On the reliability of readings of personal names from the Árpádian age
Personal names occurring in documents coming from the age of the Árpáds, valuable data as they might otherwise be for historical linguistics, are made rather difficult to recognize and interpret correctly by the fact that Hungarian spelling was rather immature at the time, especially with respect to personal names of foreign (German, French, or Slavic) origin and their various diminutive forms for which the scribes employed a variety of ad hoc spellings. Furthermore, in documents that were copied over and over again in the course of centuries, names may have become distorted.

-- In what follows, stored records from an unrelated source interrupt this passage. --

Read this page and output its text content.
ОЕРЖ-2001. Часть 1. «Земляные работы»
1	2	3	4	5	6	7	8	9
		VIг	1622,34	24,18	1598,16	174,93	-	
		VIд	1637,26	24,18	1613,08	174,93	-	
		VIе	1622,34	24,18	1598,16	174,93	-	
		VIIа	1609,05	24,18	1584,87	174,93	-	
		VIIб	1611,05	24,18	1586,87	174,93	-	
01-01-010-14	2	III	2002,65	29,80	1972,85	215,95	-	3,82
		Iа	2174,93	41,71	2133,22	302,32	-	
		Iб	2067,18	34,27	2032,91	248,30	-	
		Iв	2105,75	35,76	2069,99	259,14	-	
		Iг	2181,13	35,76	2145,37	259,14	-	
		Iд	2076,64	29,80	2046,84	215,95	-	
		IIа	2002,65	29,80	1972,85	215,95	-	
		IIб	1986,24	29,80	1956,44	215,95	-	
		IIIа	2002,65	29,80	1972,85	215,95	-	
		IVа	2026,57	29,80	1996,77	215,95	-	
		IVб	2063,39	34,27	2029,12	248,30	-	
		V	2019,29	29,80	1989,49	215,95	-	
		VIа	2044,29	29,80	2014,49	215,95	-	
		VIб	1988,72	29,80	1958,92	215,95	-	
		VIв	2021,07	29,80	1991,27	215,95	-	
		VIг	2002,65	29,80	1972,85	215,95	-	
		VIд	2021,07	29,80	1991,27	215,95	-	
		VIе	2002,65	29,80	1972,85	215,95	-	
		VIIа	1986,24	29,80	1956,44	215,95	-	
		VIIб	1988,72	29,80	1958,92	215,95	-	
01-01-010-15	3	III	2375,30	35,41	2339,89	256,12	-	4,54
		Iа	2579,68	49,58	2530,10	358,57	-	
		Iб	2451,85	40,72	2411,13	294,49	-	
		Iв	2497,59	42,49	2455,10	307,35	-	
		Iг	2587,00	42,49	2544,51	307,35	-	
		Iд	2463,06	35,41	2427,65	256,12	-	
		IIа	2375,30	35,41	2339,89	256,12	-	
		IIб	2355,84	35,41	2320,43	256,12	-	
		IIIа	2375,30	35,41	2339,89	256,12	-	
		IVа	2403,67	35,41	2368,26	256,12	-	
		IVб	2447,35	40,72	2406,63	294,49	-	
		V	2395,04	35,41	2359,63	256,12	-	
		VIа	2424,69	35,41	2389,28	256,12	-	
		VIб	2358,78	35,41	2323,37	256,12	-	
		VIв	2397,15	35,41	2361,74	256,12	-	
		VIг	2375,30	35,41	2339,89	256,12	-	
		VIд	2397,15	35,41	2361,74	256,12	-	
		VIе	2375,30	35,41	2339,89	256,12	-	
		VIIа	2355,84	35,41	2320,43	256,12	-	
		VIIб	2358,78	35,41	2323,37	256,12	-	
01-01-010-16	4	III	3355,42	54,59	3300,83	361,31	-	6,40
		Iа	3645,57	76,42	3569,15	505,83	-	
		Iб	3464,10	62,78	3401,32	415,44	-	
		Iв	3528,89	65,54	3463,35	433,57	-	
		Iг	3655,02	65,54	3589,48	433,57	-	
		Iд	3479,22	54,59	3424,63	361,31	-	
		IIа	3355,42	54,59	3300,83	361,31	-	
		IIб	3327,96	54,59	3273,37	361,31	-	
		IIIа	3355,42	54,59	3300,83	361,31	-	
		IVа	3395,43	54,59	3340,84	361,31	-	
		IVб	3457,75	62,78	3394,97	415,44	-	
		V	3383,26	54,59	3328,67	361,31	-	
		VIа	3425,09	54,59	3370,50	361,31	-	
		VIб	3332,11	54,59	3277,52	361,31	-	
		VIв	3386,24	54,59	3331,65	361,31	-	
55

Finally, the proper names of the same source are often presented in diverse readings in the various modern printed editions. In the two available readings of the Dömös register of 1138/1329 that the author surveys by way of an example of the foregoing, over a hundred proper nouns are spelt differently.

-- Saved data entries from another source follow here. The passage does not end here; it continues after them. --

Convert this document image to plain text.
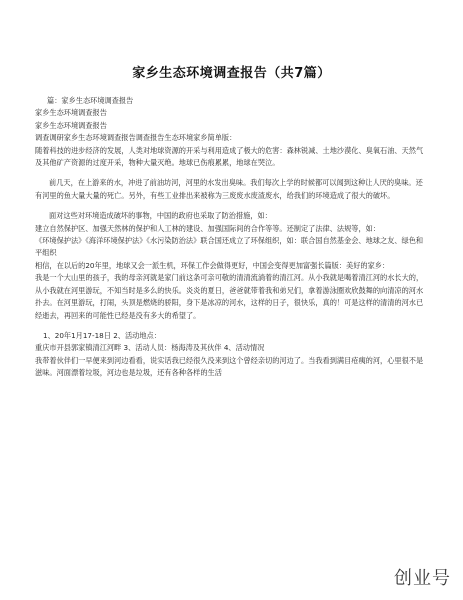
家乡生态环境调查报告（共7篇）

篇：家乡生态环境调查报告

家乡生态环境调查报告

家乡生态环境调查报告

调查调研家乡生态环境调查报告调查报告生态环境家乡简单版：

随着科技的进步经济的发展，人类对地球资源的开采与利用造成了极大的危害：森林锐减、土地沙漠化、臭氧石油、天然气及其他矿产资源的过度开采，物种大量灭绝。地球已伤痕累累，地球在哭泣。

前几天，在上游来的水，冲进了前油坊河，河里的水发出臭味。我们每次上学的时候都可以闻到这种让人厌的臭味。还有河里的鱼大量大量的死亡。另外，有些工业排出来被称为三废废水废渣废水，给我们的环境造成了很大的破坏。

面对这些对环境造成破坏的事物，中国的政府也采取了防治措施，如：

建立自然保护区、加强天然林的保护和人工林的建设、加强国际间的合作等等。还制定了法律、法规等，如：

《环境保护法》《海洋环境保护法》《水污染防治法》联合国还成立了环保组织，如：联合国自然基金会、地球之友、绿色和平组织

相信，在以后的20年里，地球又会一派生机，环保工作会做得更好，中国会变得更加富强长篇版：美好的家乡：

我是一个大山里的孩子，我的母亲河就是家门前这条可亲可敬的清清流淌着的清江河。从小我就是喝着清江河的水长大的，从小我就在河里游玩，不知当时是多么的快乐。炎炎的夏日，爸爸就带着我和弟兄们，拿着游泳圈欢欣鼓舞的向清凉的河水扑去。在河里游玩，打闹，头顶是燃烧的骄阳，身下是冰凉的河水，这样的日子，很快乐，真的！可是这样的清清的河水已经逝去，再回来的可能性已经是没有多大的希望了。

1、20年1月17-18日 2、活动地点：

重庆市开县郭家镇清江河畔 3、活动人员：杨海涛及其伙伴 4、活动情况

我带着伙伴们一早便来到河边看看，说实话我已经很久没来到这个曾经亲切的河边了。当我看到满目疮痍的河，心里很不是滋味。河面漂着垃圾，河边也是垃圾，还有各种各样的生活

创业号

On the technical terms of Pál Pereszlényi’s grammar
The authors of the earliest Hungarian grammars all had to face the problem of how to refer to linguistic phenomena not found in Latin. A new terminology had to be created (albeit still in Latin) specifically for the description of Hungarian. The point of departure was obviously Latin grammar, but some Hebrew categories also had an important role to play. For a long time, what characterised the authors’ use of terms were inconsistency and immaturity, resulting from the lack of clear-cut systems of criteria or categories. Authors writing in Latin had the following options in finding names for phenomena that Latin did not exhibit: 1. reinterpretation of existing Latin terms; 2. adding a qualifying adjective to existing terms; 3. creating new terms out of common words or even using novel coinages for that purpose. The choice they actually made was determined by the degree of independence from Latin grammar that they had achieved and was also influenced by the linguistic sources, both Latin and Hungarian, that they relied on. — Pál Pereszlényi’s grammar (Grammatica Lingvae Ungaricae. Tyrnaviae, 1682) is undeservedly rarely mentioned in the literature. However, his use of technical terms shows that the author was far ahead of his age in linguistic reflection. Underneath his strictly followed Latin models, beginnings of an autonomous description clearly emerge. In order to demonstrate this, the present author elaborates on three areas of Pereszlényi’s terminology. The first one is the pair of terms futurum optativus vs. coniunctivus that he used in the area of conjugation, an instance of the reinterpretation of Latin terms. The second is the term affixum that was lacking in classical Latin grammar; it was borrowed from Hebrew grammar and subsequently had an independent line of development within Hungarian grammatical tradition. The third issue is that of the multifarious terms used in the description of nominal affixation. — Pereszlényi’s grammar would deserve being translated into Hungarian and being made available for a wider readership.